Retour à l’inflation cible à l’horizon 2024
L'inflation constatée est sensiblement inférieure aux prévisions d'avril de la Banque de Russie. Effectivement, au 3 juin, l’inflation annuelle est tombée à 17% contre 17,8 % le mois précédent. Cette baisse de l'inflation globale s’explique notamment par un réajustement des prix d'un certain nombre de biens et de services qui avaient connu une forte hausse en mars. Selon les prévisions de la Banque centrale, compte tenu de l'orientation actuelle de la politique monétaire, l'inflation annuelle devrait ainsi atteindre 14-17 % en 2022, diminuer à 5-7 % en 2023 et revenir à l'objectif de 4 % en 2024.
Les mesures annoncées par Elvira Nabiullina entre avril et juin, consistant à réduire le taux directeur, devraient renforcer la disponibilité des ressources de crédit dans l'économie et limiter l'ampleur du déclin économique. Dans le même temps, l'orientation de la politique monétaire conservera son impact désinflationniste nécessaire pour ramener l'inflation à sa cible en 2024. "La Banque de Russie examinera la nécessité d'un abaissement du taux directeur lors de ses prochaines réunions", précise l’institution d'émission. L'autorité monétaire prévoit que le taux directeur sera en moyenne de 10-11 % en 2022, de 7-9 % en 2023 et de 6-7 % en 2024.
Une baisse de l’activité économique attendue
La combinaison des risques induite par l'environnement extérieur pourrait produire des effets à la fois inflationnistes et désinflationnistes. D’une part, une nouvelle aggravation des restrictions commerciales et financières occidentales pourrait avoir un effet inflationniste, entraînant ainsi un déclin plus marqué du potentiel de l'économie russe que prévu dans le scénario de base. Les contraintes du côté de l'offre pourraient notamment se renforcer en raison de la lenteur de la reconstitution des stocks de produits finis, de matières premières et de composants en cas d'évolution négative persistante des importations. D’autre part, la persistance d'un excédent commercial élevé dans un contexte de croissance plus durable des exportations par rapport aux importations devrait être en mesure de produire des effets désinflationnistes, estime la Banque centrale.

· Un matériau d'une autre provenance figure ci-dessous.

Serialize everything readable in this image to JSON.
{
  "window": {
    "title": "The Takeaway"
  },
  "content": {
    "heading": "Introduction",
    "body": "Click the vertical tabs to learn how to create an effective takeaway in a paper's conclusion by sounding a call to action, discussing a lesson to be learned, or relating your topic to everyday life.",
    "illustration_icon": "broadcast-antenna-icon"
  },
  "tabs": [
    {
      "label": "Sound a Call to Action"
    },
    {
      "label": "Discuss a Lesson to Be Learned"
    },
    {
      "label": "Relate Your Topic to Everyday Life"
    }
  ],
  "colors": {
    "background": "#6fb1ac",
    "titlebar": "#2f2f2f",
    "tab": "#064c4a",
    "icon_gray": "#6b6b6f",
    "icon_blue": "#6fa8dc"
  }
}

Dans l'ensemble, la baisse réelle de l'activité économique au deuxième trimestre 2022 est moins prononcée que ce que la Banque de Russie avait prévu dans son scénario de base d'avril. La Banque centrale estime ainsi que la baisse du PIB en 2022 pourrait être inférieure aux prévisions d'avril. "Nous pensons qu'une amélioration des perspectives de développement économique contribuera à une augmentation de l'activité de consommation", conclut l’institution dans un communiqué.